Ludovic : l’homme de « faire » en fer
Le Vendômois se lance un défi hors norme : enchaîner 41 triathlons catégorie « ironman » d’affilés, en juillet et août prochains, pour faire connaître le Loir-et-Cher. Et surtout par goût du dépassement de soi. Rencontre avec un (extra) terrestre.
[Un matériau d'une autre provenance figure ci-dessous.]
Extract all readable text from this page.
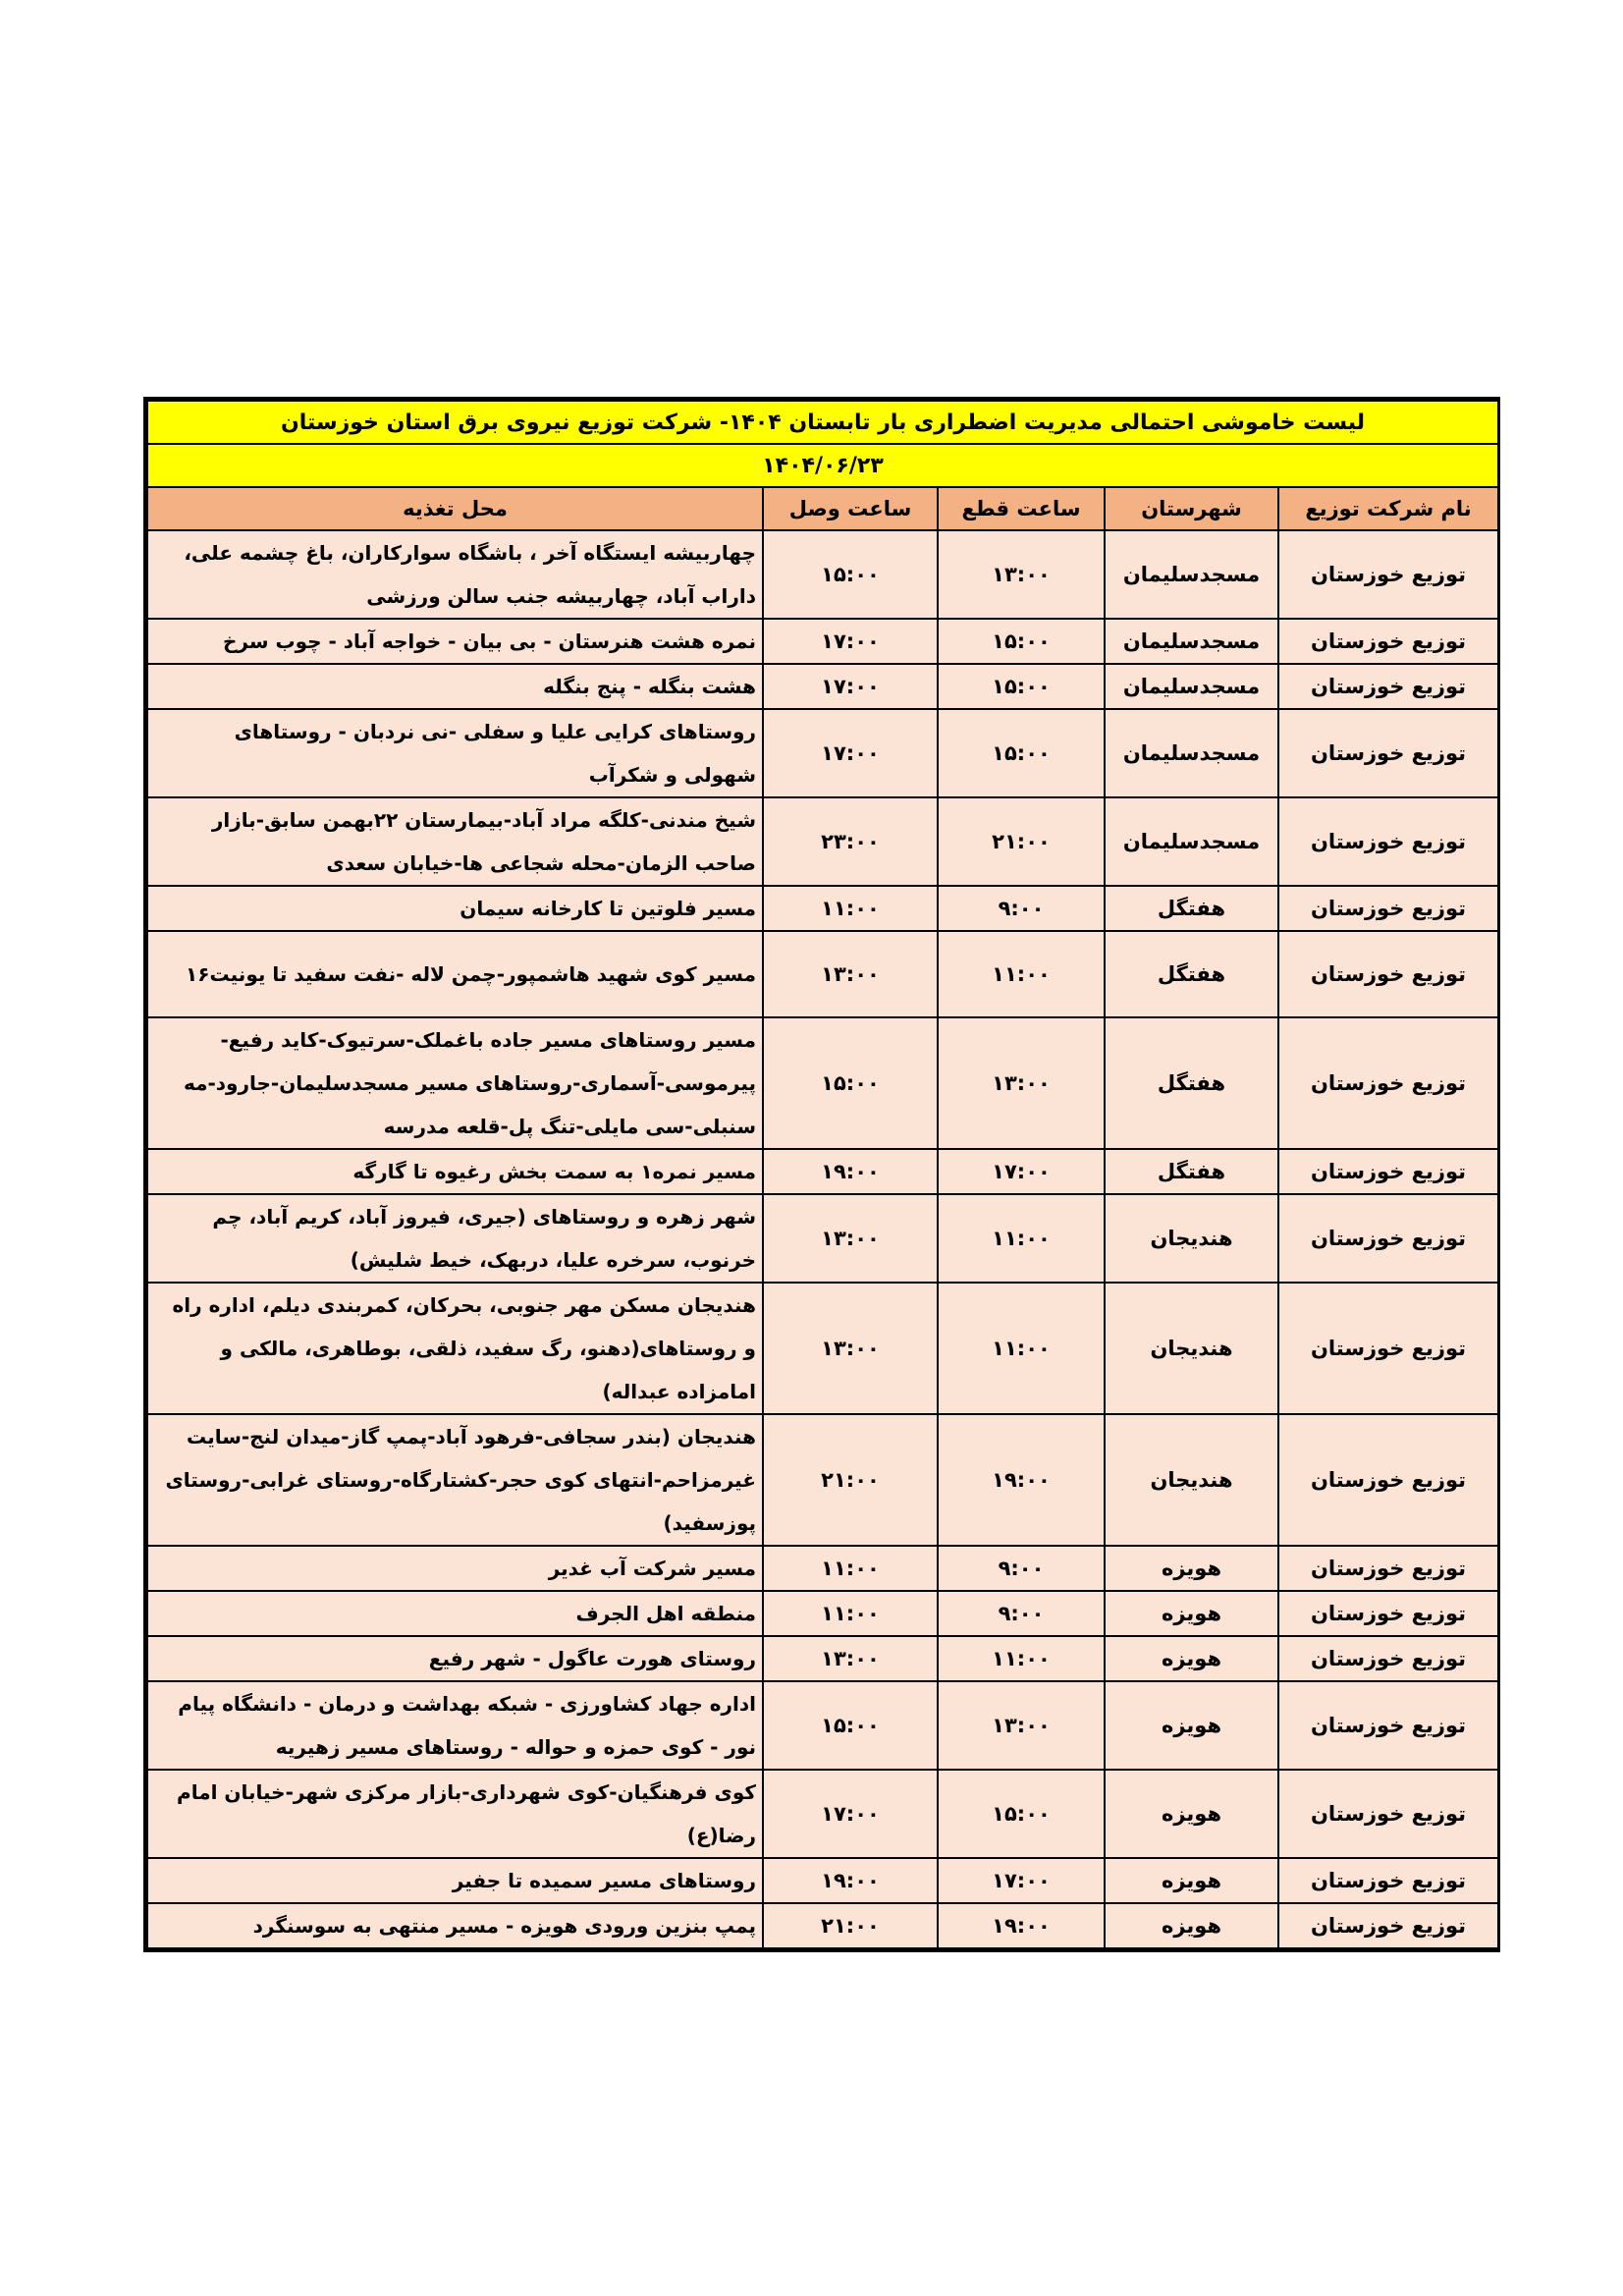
لیست خاموشی احتمالی مدیریت اضطراری بار تابستان ۱۴۰۴- شرکت توزیع نیروی برق استان خوزستان				
۱۴۰۴/۰۶/۲۳				
نام شرکت توزیع	شهرستان	ساعت قطع	ساعت وصل	محل تغذیه
توزیع خوزستان	مسجدسلیمان	۱۳:۰۰	۱۵:۰۰	چهاربیشه ایستگاه آخر ، باشگاه سوارکاران، باغ چشمه علی، داراب آباد، چهاربیشه جنب سالن ورزشی
توزیع خوزستان	مسجدسلیمان	۱۵:۰۰	۱۷:۰۰	نمره هشت هنرستان - بی بیان - خواجه آباد - چوب سرخ
توزیع خوزستان	مسجدسلیمان	۱۵:۰۰	۱۷:۰۰	هشت بنگله - پنج بنگله
توزیع خوزستان	مسجدسلیمان	۱۵:۰۰	۱۷:۰۰	روستاهای کرایی علیا و سفلی -نی نردبان - روستاهای شهولی و شکرآب
توزیع خوزستان	مسجدسلیمان	۲۱:۰۰	۲۳:۰۰	شیخ مندنی-کلگه مراد آباد-بیمارستان ۲۲بهمن سابق-بازار صاحب الزمان-محله شجاعی ها-خیابان سعدی
توزیع خوزستان	هفتگل	۹:۰۰	۱۱:۰۰	مسیر فلوتین تا کارخانه سیمان
توزیع خوزستان	هفتگل	۱۱:۰۰	۱۳:۰۰	مسیر کوی شهید هاشمپور-چمن لاله -نفت سفید تا یونیت۱۶
توزیع خوزستان	هفتگل	۱۳:۰۰	۱۵:۰۰	مسیر روستاهای مسیر جاده باغملک-سرتیوک-کاید رفیع-پیرموسی-آسماری-روستاهای مسیر مسجدسلیمان-جارود-مه سنبلی-سی مایلی-تنگ پل-قلعه مدرسه
توزیع خوزستان	هفتگل	۱۷:۰۰	۱۹:۰۰	مسیر نمره۱ به سمت بخش رغیوه تا گارگه
توزیع خوزستان	هندیجان	۱۱:۰۰	۱۳:۰۰	شهر زهره و روستاهای (جیری، فیروز آباد، کریم آباد، چم خرنوب، سرخره علیا، دربهک، خیط شلیش)
توزیع خوزستان	هندیجان	۱۱:۰۰	۱۳:۰۰	هندیجان مسکن مهر جنوبی، بحرکان، کمربندی دیلم، اداره راه و روستاهای(دهنو، رگ سفید، ذلقی، بوطاهری، مالکی و امامزاده عبداله)
توزیع خوزستان	هندیجان	۱۹:۰۰	۲۱:۰۰	هندیجان (بندر سجافی-فرهود آباد-پمپ گاز-میدان لنج-سایت غیرمزاحم-انتهای کوی حجر-کشتارگاه-روستای غرابی-روستای پوزسفید)
توزیع خوزستان	هویزه	۹:۰۰	۱۱:۰۰	مسیر شرکت آب غدیر
توزیع خوزستان	هویزه	۹:۰۰	۱۱:۰۰	منطقه اهل الجرف
توزیع خوزستان	هویزه	۱۱:۰۰	۱۳:۰۰	روستای هورت عاگول - شهر رفیع
توزیع خوزستان	هویزه	۱۳:۰۰	۱۵:۰۰	اداره جهاد کشاورزی - شبکه بهداشت و درمان - دانشگاه پیام نور - کوی حمزه و حواله - روستاهای مسیر زهیریه
توزیع خوزستان	هویزه	۱۵:۰۰	۱۷:۰۰	کوی فرهنگیان-کوی شهرداری-بازار مرکزی شهر-خیابان امام رضا(ع)
توزیع خوزستان	هویزه	۱۷:۰۰	۱۹:۰۰	روستاهای مسیر سمیده تا جفیر
توزیع خوزستان	هویزه	۱۹:۰۰	۲۱:۰۰	پمپ بنزین ورودی هویزه - مسیر منتهی به سوسنگرد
Ne dites jamais à Ludovic Chorgnon, triathlète de 43 ans, marié et père de 3 enfants : « Ça ne marchera jamais », et surtout pas « C’est impossible. » Car c’est exactement le genre de chose capable de déclencher chez lui une irrépressible envie d’en découdre, et de vous prouver le contraire. Par bravade ? Par inconscience ? Par goût du risque ? Par folie douce ? Rien de tout cela. Ludovic Chorgnon n’aime rien tant que d’essayer de changer le cours des choses, tout simplement. « Je ne supporte pas cette fatalité qui consiste à dire : ah ben c’est comme ça, on n’y peut rien ! » dit-il en plissant les yeux dans un regard malicieux, un sourire franc et une bonne humeur super-communicative. L’homme que l’on surnomme parfois « Ludo le fou » est tout sauf ça, justement.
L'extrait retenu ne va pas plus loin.